Fluorescent Probes for the Detection and Evaluation of Occult Ovarian Cancer
Team Leader:
Michael V. Seiden, M.D., Ph.D.,
Massachusetts General Hospital
Key Investigators:
Arlan Fuller, M.D., Massachusetts General Hospital
Richard Penson, M.D., Massachusetts General Hospital
Debra Bell, M.D., Massachusetts General Hospital
Neil Horowitz, M.D., Massachusetts General Hospital
Ralph Weissleder, M.D., Ph.D., Massachusetts General Hospital
Team Disciplines:
Medical Oncology, Gynecologic Oncology, Radiology, Medical Physics, Pathology
Abstract:
Standard examination for ovarian cancer involves the use of a 300mm long, 5mm diameter cylindrical lens assembly (laparoscope) projecting onto a visible spectrum charge coupled device (CCD), permitting the surgeon to image and survey the peritoneal cavity. However, sub-clinical disease goes undetected because it is not adequately imaged in the visible spectrum.

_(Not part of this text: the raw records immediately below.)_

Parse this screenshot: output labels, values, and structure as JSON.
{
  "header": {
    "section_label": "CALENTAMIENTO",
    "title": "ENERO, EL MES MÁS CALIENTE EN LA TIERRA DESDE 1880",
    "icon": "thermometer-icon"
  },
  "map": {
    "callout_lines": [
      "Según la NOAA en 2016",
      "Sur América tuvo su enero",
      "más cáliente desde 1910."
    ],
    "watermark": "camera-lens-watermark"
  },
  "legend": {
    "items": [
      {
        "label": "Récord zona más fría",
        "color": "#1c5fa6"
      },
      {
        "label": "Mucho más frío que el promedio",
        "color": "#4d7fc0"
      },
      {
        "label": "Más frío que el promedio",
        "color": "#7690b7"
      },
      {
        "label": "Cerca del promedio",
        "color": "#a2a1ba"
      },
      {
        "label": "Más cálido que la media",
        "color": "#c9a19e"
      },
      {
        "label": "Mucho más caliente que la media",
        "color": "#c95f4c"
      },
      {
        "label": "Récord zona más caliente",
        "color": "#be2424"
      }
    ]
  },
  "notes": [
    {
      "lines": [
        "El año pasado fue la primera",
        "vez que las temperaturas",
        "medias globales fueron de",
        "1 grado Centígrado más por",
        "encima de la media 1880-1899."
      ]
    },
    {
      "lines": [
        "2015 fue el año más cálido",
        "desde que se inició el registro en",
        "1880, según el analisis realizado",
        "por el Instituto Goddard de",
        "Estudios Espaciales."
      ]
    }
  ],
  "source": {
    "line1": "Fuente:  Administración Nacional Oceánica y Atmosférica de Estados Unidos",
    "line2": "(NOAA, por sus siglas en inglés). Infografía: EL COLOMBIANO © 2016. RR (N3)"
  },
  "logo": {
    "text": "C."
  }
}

In the last several years, investigators have shown that classical imaging can be greatly enhanced by the use of reagents, which react with occult tumor and show the presence of very small tumors by signaling molecular events which are characteristic of cancer.
Essentially these molecular reagents, or molecular probes, can be made to detect several mechanisms as "markers" of cancer proliferation, such as the growth of abnormal blood vessels, the ability to subvert standard processes of cell death (apoptosis), the over-expression of growth factors and the breakdown of normal communication, or signal transduction, between elements of cell regulation.
In this work, we create a broad imaging platform by adding an infra-red channel, which is overlayed and co-registered with the standard visible optical image.
By injecting a small amount of indocyanine green (ICG), we see the notable retention of this common ophthalmic marker in abnormal tissue due to the micro-vessel density in tumor. Many similar bio-markers have been shown to specifically infer the molecular signatures of disease. ICG is made to fluoresce by near-infrared peak excitation at ~805nm using either a broadband or laser diode source. The characteristic emission at ~835_nm is captured in a secondary, devoted infra-red camera and combined and co-registered with the standard visible signal.
Biopsy guided by this method is anticipated to confirm that the combined visible and near-infrared system can locate tumor and suggest underlying causes otherwise invisible in standard practice.